Had a question what does +1 CL for the purpose of effect mean for say Touch of Bloodletting. This is the alchemical reagent in question.

PFS Legal Salt
Source Alchemy Manual pg. 33 (Amazon)
Price 5 sp; Weight —
Salt is a vital mineral commodity. It is most commonly used as a desiccant and as a catalyst.
Power Component
Doses 20 (10 gp); Spells necromancy school
Effect +1 caster level for the purpose of effect


It increases the duration of the spell.

I suppose it may not interact with caster level checks to overcome SR or concentration.


hmm I'm not sure, alchemical reagents that increase duration come out and clearly state it though, ie:

Magnesium
Source Alchemy Manual pg. 0 (Amazon)
Price 1 gp; Weight —
Magnesium is an extremely light and reactive metal that burns brightly when exposed to air.
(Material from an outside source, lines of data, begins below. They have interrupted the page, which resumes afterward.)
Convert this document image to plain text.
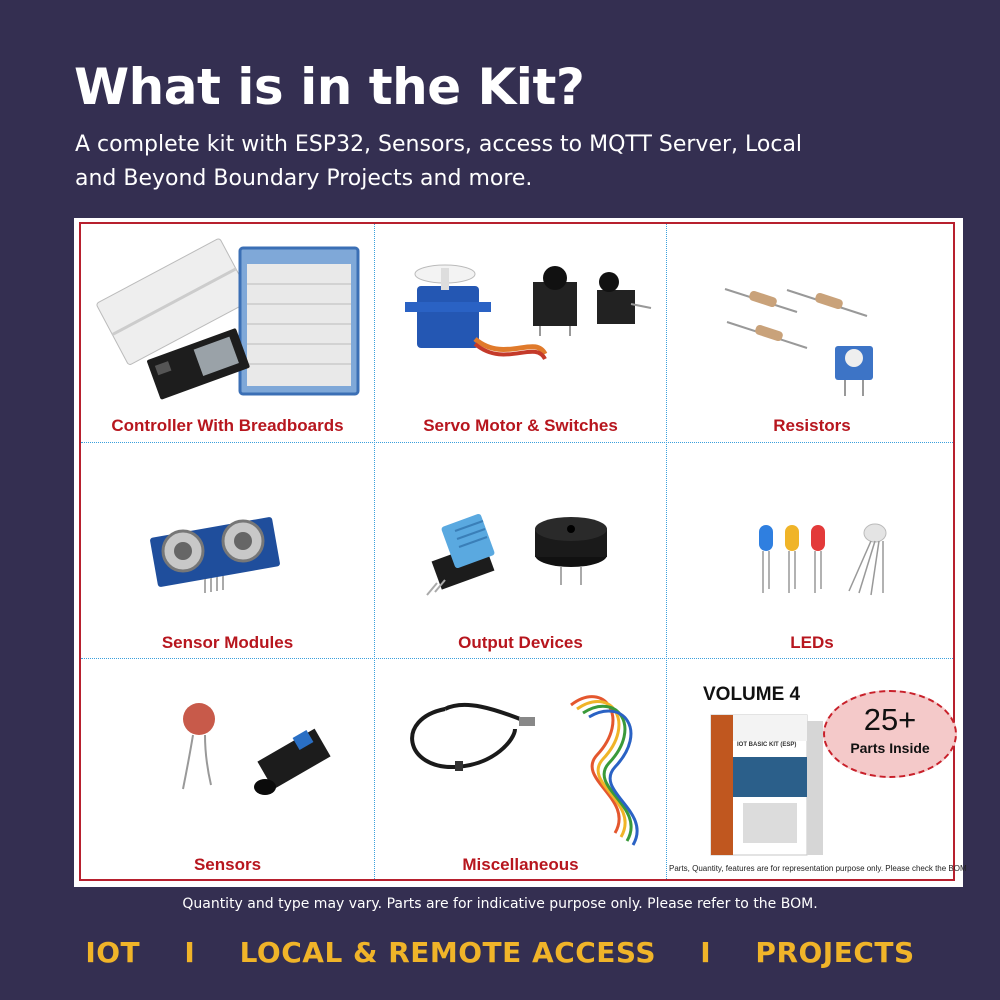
What is in the Kit?
A complete kit with ESP32, Sensors, access to MQTT Server, Local
and Beyond Boundary Projects and more.
Controller With Breadboards	Servo Motor & Switches	Resistors
Sensor Modules	Output Devices	LEDs
Sensors	Miscellaneous
IOT BASIC KIT (ESP)
VOLUME 4
25+
Parts Inside
Parts, Quantity, features are for representation purpose only. Please check the BOM
Quantity and type may vary. Parts are for indicative purpose only. Please refer to the BOM.
IOT I LOCAL & REMOTE ACCESS I PROJECTS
It is important for all living things, especially plants.
Power Component
Doses 2 (2 gp); Spells transmutation school
Effect +1 caster level for the purpose of duration


Touch of bloodletting has no caster level based effects other than duration. Given the wording of the other spell it turns out you don't even get increased duration.
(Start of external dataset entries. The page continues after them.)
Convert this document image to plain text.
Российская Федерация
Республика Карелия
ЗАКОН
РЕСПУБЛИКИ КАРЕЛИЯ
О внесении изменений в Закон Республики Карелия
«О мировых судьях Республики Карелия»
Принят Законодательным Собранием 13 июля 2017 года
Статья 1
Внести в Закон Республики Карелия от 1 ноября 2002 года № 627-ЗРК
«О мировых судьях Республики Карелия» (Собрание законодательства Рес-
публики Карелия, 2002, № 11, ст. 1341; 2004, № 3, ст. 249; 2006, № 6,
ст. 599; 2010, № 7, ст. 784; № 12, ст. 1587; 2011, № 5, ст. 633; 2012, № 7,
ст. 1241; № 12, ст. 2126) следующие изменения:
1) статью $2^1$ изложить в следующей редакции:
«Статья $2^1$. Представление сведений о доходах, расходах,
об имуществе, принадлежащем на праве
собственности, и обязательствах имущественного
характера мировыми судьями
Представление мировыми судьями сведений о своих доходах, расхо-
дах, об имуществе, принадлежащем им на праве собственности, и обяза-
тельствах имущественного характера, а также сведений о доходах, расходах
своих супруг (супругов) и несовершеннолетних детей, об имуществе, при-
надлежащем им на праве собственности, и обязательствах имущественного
Then I am confused on what it does. Would it work for Touch of Blindness?

http://www.d20pfsrd.com/magic/all-spells/t/touch-of-blindness/


I guess it could increase the number of touch attacks you can make while providing one less turn to deliver all of them. An easier spell may be vampiric touch, available at wizard 5, it would deal 2d6 damage. With one more caster level you could deal 3d6.


Unfortunately I'm a Cleric :(


Wouldn't casting the spell then hitting two creatures with the touch not be possible. Since casting is a standard action and making more than one touch attack constitutes a full round action? Anyone know?
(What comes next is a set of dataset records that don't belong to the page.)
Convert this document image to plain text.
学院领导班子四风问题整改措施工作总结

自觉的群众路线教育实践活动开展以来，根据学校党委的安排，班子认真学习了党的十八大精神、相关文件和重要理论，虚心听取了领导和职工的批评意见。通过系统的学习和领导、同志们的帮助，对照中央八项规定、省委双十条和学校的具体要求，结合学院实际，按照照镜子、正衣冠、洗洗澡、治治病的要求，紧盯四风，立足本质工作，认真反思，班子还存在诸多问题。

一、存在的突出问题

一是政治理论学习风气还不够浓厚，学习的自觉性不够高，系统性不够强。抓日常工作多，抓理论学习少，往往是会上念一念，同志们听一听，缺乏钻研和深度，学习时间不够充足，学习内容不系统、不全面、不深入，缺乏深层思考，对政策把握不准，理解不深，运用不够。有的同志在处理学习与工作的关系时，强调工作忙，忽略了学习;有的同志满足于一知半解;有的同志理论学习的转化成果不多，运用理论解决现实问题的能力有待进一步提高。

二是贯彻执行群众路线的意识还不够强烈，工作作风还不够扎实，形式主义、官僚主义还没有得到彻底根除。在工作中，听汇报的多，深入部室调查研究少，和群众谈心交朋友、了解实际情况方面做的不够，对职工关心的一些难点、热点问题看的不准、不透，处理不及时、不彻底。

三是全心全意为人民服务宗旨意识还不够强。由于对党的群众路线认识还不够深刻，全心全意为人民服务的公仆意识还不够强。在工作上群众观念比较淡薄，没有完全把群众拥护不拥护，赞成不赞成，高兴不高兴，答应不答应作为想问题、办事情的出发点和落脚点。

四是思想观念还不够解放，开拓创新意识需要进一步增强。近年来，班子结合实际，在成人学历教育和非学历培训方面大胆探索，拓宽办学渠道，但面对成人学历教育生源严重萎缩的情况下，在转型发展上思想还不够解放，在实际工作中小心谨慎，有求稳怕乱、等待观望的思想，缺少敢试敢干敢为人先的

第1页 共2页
As part of the spell you get one free touch attack.
Unless you use a full round you can't deliver two touch attacks and that only once you have a BAB of at least 6 (or have haste).

I should mention that touch attacks with multiple touches can be held. So you could attack again the next round again. Say you're a third level cleric, you attack as part of the casting for free. Then next round you can use another standard action to attack again and on the third round one more time since the spell last for 3 rounds (even thought you'd get 4 attacks out of it).

Btw, this action is called holding the charge and is dispelled if you cast another spell.

I don't know many cleric spells but a cure light wounds spell would go (for a level 1 cleric) from 1d8+1 to 1d8+2. Or being a level 5 cleric, you could get an additional bonus from Divine Favor at caster level 6.
This reagent doesn't extend the maximum, so this caster level 6 cleric would still cast cure light wounds at d8+5 rather than d8+6.


Pathfinder changed cure spells to be conjuration rather than necromancy, Trish.

I think the intended use of salt as an alchemical reagent is to increase the HD limit of an animate dead spell, there's historical precedent for the use of salt in such rituals. Anything it grants to other spells is a coincidence if that's so.

Silver Crusade

avr wrote:
Pathfinder changed cure spells to be conjuration rather than necromancy, Trish.

That was 3rd actually (still salty about that -_-).


Damn, I didn't get that memo. Thanks for clarifying.